Brüssel für Abschaffung von Roaming in der EU - ohne Wenn und Aber

Brüssel für Abschaffung von Roaming in der EU - ohne Wenn und Aber

Ab Mitte 2017 sollen Roaming-Gebühren innerhalb der EU gänzlich abgeschafft werden - ohne zeitliche Begrenzung. Missbrauch durch billigere ausländische Tarife soll trotzdem verhindert werden.

Die EU-Kommission will nun eine vollständige Abschaffung der Roaming-Gebühren ab Mitte 2017 ohne zeitliche Begrenzungen. Der Vizepräsident der EU-Kommission, Andrus Ansip, sagte am Mittwoch in Brüssel, es müsste aber Missbrauch verhindert werden, damit das "roaming like at home" Wirklichkeit werden könne.

EU-Kommissionspräsident Jean-Claude Juncker hatte vor einer Woche den Vorschlag seiner Behörde mit einer Einschränkung der Abschaffung der Roaming-Gebühren auf 90 Tage im Jahr zurückgezogen. Ansip erklärte nun, "es wird keine zeitliche Begrenzung geben. Die Leute können das nutzen, aber wir haben klare Schutzklauseln aufgenommen, das hängt vom Wohnsitz ab".

Wohnsitz-Registrierung soll Missbrauch verhindern

EU-Digitalkommissar Günther Oettinger assistierte, es werde "weder eine Volumenbegrenzung noch eine Tagesbegrenzung" vorgeschlagen. "Wir knüpfen an den Wohnsitz an.
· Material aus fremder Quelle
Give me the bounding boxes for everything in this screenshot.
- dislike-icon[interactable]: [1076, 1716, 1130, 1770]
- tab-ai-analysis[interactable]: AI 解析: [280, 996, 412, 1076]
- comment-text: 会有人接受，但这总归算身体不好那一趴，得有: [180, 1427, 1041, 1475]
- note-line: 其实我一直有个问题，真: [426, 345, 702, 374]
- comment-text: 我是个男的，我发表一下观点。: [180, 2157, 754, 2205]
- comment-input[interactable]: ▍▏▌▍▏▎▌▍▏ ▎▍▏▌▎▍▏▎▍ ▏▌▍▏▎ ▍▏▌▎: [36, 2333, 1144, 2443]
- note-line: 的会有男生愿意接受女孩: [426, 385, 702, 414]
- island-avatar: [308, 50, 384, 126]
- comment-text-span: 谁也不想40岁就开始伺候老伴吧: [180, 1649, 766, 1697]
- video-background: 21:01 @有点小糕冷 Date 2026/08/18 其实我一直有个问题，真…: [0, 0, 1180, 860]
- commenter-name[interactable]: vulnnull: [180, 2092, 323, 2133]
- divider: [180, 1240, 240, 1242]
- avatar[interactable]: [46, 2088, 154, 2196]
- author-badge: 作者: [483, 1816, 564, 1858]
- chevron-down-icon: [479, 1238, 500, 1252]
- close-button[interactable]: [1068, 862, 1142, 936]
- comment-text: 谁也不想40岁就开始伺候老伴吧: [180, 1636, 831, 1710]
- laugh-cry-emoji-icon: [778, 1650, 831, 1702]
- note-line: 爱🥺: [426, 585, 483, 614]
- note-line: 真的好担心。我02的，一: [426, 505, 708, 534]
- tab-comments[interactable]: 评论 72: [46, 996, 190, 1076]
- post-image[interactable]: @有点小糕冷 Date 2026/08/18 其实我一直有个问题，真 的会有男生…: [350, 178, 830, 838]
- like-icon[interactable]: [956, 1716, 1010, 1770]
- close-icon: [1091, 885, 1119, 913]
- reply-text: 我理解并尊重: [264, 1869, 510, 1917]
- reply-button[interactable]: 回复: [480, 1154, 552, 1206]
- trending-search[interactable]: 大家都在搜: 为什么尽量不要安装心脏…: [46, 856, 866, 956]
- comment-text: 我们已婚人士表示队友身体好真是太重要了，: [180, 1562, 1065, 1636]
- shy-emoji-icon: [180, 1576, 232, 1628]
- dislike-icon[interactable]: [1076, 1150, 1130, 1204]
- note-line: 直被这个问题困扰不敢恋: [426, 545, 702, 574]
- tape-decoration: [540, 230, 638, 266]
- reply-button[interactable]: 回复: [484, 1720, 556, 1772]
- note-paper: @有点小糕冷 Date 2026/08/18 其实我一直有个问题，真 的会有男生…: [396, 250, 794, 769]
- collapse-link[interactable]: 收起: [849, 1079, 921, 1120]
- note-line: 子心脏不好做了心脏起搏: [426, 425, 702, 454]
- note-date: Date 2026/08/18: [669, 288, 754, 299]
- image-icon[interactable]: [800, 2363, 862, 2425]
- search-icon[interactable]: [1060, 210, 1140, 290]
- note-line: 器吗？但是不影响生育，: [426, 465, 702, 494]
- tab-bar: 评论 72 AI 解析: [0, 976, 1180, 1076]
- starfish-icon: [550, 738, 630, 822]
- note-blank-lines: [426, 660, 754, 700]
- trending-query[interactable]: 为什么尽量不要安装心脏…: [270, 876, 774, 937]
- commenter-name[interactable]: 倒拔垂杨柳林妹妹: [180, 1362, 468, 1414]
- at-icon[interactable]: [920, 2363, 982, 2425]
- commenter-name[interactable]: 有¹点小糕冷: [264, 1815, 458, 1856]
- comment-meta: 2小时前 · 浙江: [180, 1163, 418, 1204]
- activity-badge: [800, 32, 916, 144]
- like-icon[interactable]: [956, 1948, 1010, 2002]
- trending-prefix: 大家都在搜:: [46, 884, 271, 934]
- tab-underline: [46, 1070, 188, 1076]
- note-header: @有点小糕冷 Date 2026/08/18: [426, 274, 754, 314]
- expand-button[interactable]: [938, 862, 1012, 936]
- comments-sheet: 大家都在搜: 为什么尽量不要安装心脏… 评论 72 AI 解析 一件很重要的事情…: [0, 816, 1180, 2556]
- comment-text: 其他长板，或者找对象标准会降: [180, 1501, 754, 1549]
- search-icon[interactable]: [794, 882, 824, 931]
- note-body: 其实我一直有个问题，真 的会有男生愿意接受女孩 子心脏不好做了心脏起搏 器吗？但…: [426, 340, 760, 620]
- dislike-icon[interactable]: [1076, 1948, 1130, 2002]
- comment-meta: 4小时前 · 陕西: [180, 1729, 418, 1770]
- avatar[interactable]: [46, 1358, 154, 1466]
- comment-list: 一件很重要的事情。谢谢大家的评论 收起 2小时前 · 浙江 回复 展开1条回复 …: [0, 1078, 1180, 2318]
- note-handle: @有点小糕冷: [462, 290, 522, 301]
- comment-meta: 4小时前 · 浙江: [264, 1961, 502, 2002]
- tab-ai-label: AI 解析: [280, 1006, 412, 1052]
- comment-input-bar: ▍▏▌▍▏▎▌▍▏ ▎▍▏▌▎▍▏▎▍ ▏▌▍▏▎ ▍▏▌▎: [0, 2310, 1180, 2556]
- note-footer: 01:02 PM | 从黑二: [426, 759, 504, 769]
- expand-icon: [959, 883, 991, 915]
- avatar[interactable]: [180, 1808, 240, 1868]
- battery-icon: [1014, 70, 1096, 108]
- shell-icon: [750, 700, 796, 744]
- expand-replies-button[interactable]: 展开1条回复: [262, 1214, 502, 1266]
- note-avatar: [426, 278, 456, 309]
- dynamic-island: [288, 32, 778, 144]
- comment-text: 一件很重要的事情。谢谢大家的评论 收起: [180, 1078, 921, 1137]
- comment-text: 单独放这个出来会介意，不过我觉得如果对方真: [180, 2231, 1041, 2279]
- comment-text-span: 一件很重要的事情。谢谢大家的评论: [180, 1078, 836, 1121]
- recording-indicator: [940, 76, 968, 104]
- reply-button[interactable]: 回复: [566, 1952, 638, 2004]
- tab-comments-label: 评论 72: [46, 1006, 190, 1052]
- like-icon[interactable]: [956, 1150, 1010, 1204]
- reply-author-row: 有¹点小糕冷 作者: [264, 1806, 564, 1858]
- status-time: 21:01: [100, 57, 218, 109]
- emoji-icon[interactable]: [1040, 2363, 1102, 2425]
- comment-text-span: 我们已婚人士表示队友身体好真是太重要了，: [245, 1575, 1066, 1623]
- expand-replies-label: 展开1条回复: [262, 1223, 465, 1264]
Wir wollen erreichen, dass Missbrauch seitens der Telefonunternehmen geprüft und verhindert werden kann".

Als Beispiel führte Oettinger an, dass derzeit in Lettland Telekompreise um ein 6,5-faches geringer als in Irland seien. "Also könnte geschäftsmäßig Missbrauch dadurch betreiben werden, dass SIM-Karten aus Lettland in Irland vertrieben werden. Und der Ire in Dublin zu Preisen telefoniert, die in Lettland bestehen. Da müsste die lettische Telekomfirma auf dem irischen Großhandelsmarkt höhere Großhandelspreise bezahlen als sie im Endkundenmarkt verdient. Sie wäre innerhalb weniger tage insolvent".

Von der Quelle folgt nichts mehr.